Então, sugerimos, em vez de devolver, vender os direitos de locação em
leilão”, conta Luiz Fernando. “Deu certo. Em vez de gastar com rescisão,
eles ganharam um bom dinheiro com aqueles contratos.”
A partir dos anos 2000, começaram a enfrentar um novo desafio: a
adaptação do negócio à era da internet. Quem visita o site da Sodré
Santoro percebe que os negócios já estão incorporados à era digital. Com
as mesmas ferramentas dos maiores portais de leilões do mundo, a
organização apresenta milhares de ofertas online, gerando negócios com
agilidade e transparência.
Mas Luiz Fernando reconhece que, nesse aspecto, a organização deve
mais aos sucessores do que a ele e ao irmão. “No começo, eu e o José
Eduardo éramos um pouquinho contrários a investir em internet”, ele
afirma. “A gente pensava que teria um público restrito, mas a rede
acabou se mostrando uma excelente ferramenta para ampliar o número de
compradores, que agora podem estar no Brasil inteiro”.

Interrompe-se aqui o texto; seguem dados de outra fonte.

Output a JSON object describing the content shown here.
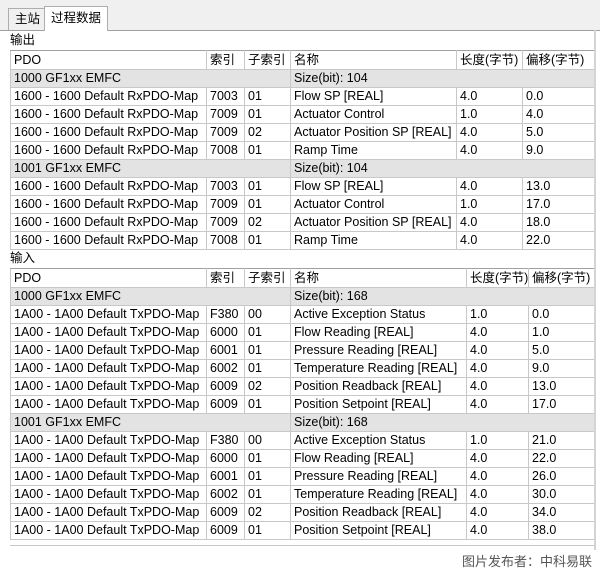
{
  "tabs": [
    "主站",
    "过程数据"
  ],
  "outputs": {
    "label": "输出",
    "headers": [
      "PDO",
      "索引",
      "子索引",
      "名称",
      "长度(字节)",
      "偏移(字节)"
    ],
    "groups": [
      {
        "name": "1000  GF1xx EMFC",
        "size": "Size(bit): 104",
        "rows": [
          [
            "1600 - 1600 Default RxPDO-Map",
            "7003",
            "01",
            "Flow SP [REAL]",
            "4.0",
            "0.0"
          ],
          [
            "1600 - 1600 Default RxPDO-Map",
            "7009",
            "01",
            "Actuator Control",
            "1.0",
            "4.0"
          ],
          [
            "1600 - 1600 Default RxPDO-Map",
            "7009",
            "02",
            "Actuator Position SP [REAL]",
            "4.0",
            "5.0"
          ],
          [
            "1600 - 1600 Default RxPDO-Map",
            "7008",
            "01",
            "Ramp Time",
            "4.0",
            "9.0"
          ]
        ]
      },
      {
        "name": "1001  GF1xx EMFC",
        "size": "Size(bit): 104",
        "rows": [
          [
            "1600 - 1600 Default RxPDO-Map",
            "7003",
            "01",
            "Flow SP [REAL]",
            "4.0",
            "13.0"
          ],
          [
            "1600 - 1600 Default RxPDO-Map",
            "7009",
            "01",
            "Actuator Control",
            "1.0",
            "17.0"
          ],
          [
            "1600 - 1600 Default RxPDO-Map",
            "7009",
            "02",
            "Actuator Position SP [REAL]",
            "4.0",
            "18.0"
          ],
          [
            "1600 - 1600 Default RxPDO-Map",
            "7008",
            "01",
            "Ramp Time",
            "4.0",
            "22.0"
          ]
        ]
      }
    ]
  },
  "inputs": {
    "label": "输入",
    "headers": [
      "PDO",
      "索引",
      "子索引",
      "名称",
      "长度(字节)",
      "偏移(字节)"
    ],
    "groups": [
      {
        "name": "1000  GF1xx EMFC",
        "size": "Size(bit): 168",
        "rows": [
          [
            "1A00 - 1A00 Default TxPDO-Map",
            "F380",
            "00",
            "Active Exception Status",
            "1.0",
            "0.0"
          ],
          [
            "1A00 - 1A00 Default TxPDO-Map",
            "6000",
            "01",
            "Flow Reading [REAL]",
            "4.0",
            "1.0"
          ],
          [
            "1A00 - 1A00 Default TxPDO-Map",
            "6001",
            "01",
            "Pressure Reading [REAL]",
            "4.0",
            "5.0"
          ],
          [
            "1A00 - 1A00 Default TxPDO-Map",
            "6002",
            "01",
            "Temperature Reading [REAL]",
            "4.0",
            "9.0"
          ],
          [
            "1A00 - 1A00 Default TxPDO-Map",
            "6009",
            "02",
            "Position Readback [REAL]",
            "4.0",
            "13.0"
          ],
          [
            "1A00 - 1A00 Default TxPDO-Map",
            "6009",
            "01",
            "Position Setpoint [REAL]",
            "4.0",
            "17.0"
          ]
        ]
      },
      {
        "name": "1001  GF1xx EMFC",
        "size": "Size(bit): 168",
        "rows": [
          [
            "1A00 - 1A00 Default TxPDO-Map",
            "F380",
            "00",
            "Active Exception Status",
            "1.0",
            "21.0"
          ],
          [
            "1A00 - 1A00 Default TxPDO-Map",
            "6000",
            "01",
            "Flow Reading [REAL]",
            "4.0",
            "22.0"
          ],
          [
            "1A00 - 1A00 Default TxPDO-Map",
            "6001",
            "01",
            "Pressure Reading [REAL]",
            "4.0",
            "26.0"
          ],
          [
            "1A00 - 1A00 Default TxPDO-Map",
            "6002",
            "01",
            "Temperature Reading [REAL]",
            "4.0",
            "30.0"
          ],
          [
            "1A00 - 1A00 Default TxPDO-Map",
            "6009",
            "02",
            "Position Readback [REAL]",
            "4.0",
            "34.0"
          ],
          [
            "1A00 - 1A00 Default TxPDO-Map",
            "6009",
            "01",
            "Position Setpoint [REAL]",
            "4.0",
            "38.0"
          ]
        ]
      }
    ]
  },
  "watermark": "图片发布者：中科易联"
}
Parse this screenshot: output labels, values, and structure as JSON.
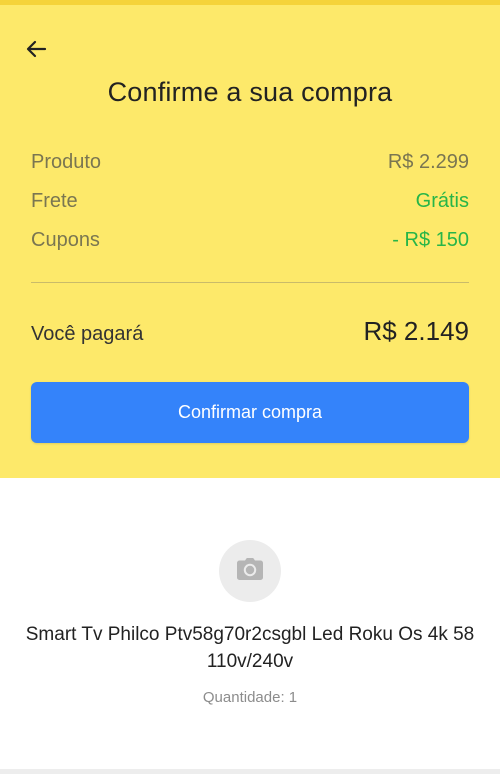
{
  "colors": {
    "header_background": "#fde96a",
    "top_strip": "#f5d33a",
    "accent_button": "#3483fa",
    "discount_green": "#27b548",
    "secondary_text": "#7a7651"
  },
  "header": {
    "back_icon": "arrow-left-icon",
    "title": "Confirme a sua compra"
  },
  "summary": {
    "items": [
      {
        "label": "Produto",
        "value": "R$ 2.299",
        "highlight": false
      },
      {
        "label": "Frete",
        "value": "Grátis",
        "highlight": true
      },
      {
        "label": "Cupons",
        "value": "- R$ 150",
        "highlight": true
      }
    ],
    "total_label": "Você pagará",
    "total_value": "R$ 2.149"
  },
  "actions": {
    "confirm_label": "Confirmar compra"
  },
  "product": {
    "image_icon": "camera-icon",
    "name": "Smart Tv Philco Ptv58g70r2csgbl Led Roku Os 4k 58  110v/240v",
    "quantity": "Quantidade: 1"
  }
}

Os leilões continuam acontecendo presencialmente, mas são
transmitidos em vídeo e recebem lances pela internet. Os compradores
virtuais arrematam 87% dos lotes, muitos deles depois de visitar
pessoalmente os pátios da Sodré Santoro para avaliar previamente os
produtos.
Atiçando rivalidades
Os fundadores ainda conduzem alguns leilões. E fazem isso por paixão.
“Eu gosto de participar das negociações, de acirrar as disputas”, diz
Luiz Fernando. “De olhar nos olhos de um dos interessados e dizer: ´Ele
cobriu o seu lance, você vai deixar por isso mesmo?´ De estimular a
rivalidade.”
Um dos leilões mais importantes que realizou na última década foi a
venda do famoso prédio do antigo Hotel Nacional, um cartão postal do Rio
de Janeiro projetado por Oscar Niemayer em 1970, que havia falido e
estava abandonado havia 14 anos. Depois que Luiz Fernando bateu o
martelo, em 2009, o prédio passou por uma reforma completa e o hotel foi
reinaugurado no fim do ano passado.
Mas os fundadores se ocupam hoje mais das decisões estratégicas da
organização. O dia a dia está a cargo de três filhos de Luiz Fernando
(Carolina, Mariana e Otavio) e do filho de José Eduardo (Flávio), que
herdaram dos pais a paixão pelo negócio e cuidam de áreas distintas da
Sodré Santoro.
Sonhos para o futuro
Os fundadores têm muitos planos para a Sodré Santoro. Acreditam que
ainda há diversos segmentos novos a serem desbravados, mas mantêm os pés
no chão. “Você vê tantos exemplos de empresas que eram poderosas no
passado, mas não conseguiram se adaptar às mudanças do mercado e
desapareceram, então a primeira pergunta que a gente se faz é como fazer
o melhor para o negócio de leilões continue prosperando”, diz Luiz
Fernando. “Leiloeiro é uma das profissões mais antigas do mundo,
acredito que sempre vai existir. Mas a gente não pode ficar contente só
com o que passou porque senão fica para trás. Tem de ficar atento às
transformações no mundo, às novas oportunidades, e evoluir
continuamente.”
Essa filosofia tem sido seguida pelos sucessores, que vêm estudando
novas formas de aproveitar o potencial da internet para ampliar o leque
de leilões da Sodré Santoro. Pelo menos um projeto inovador deve ser
implantado em 2018, provavelmente ainda no primeiro semestre. Luiz
Fernando e José Eduardo não revelam detalhes sobre o novo investimento.
Mas uma coisa é certa: eles já bateram o martelo.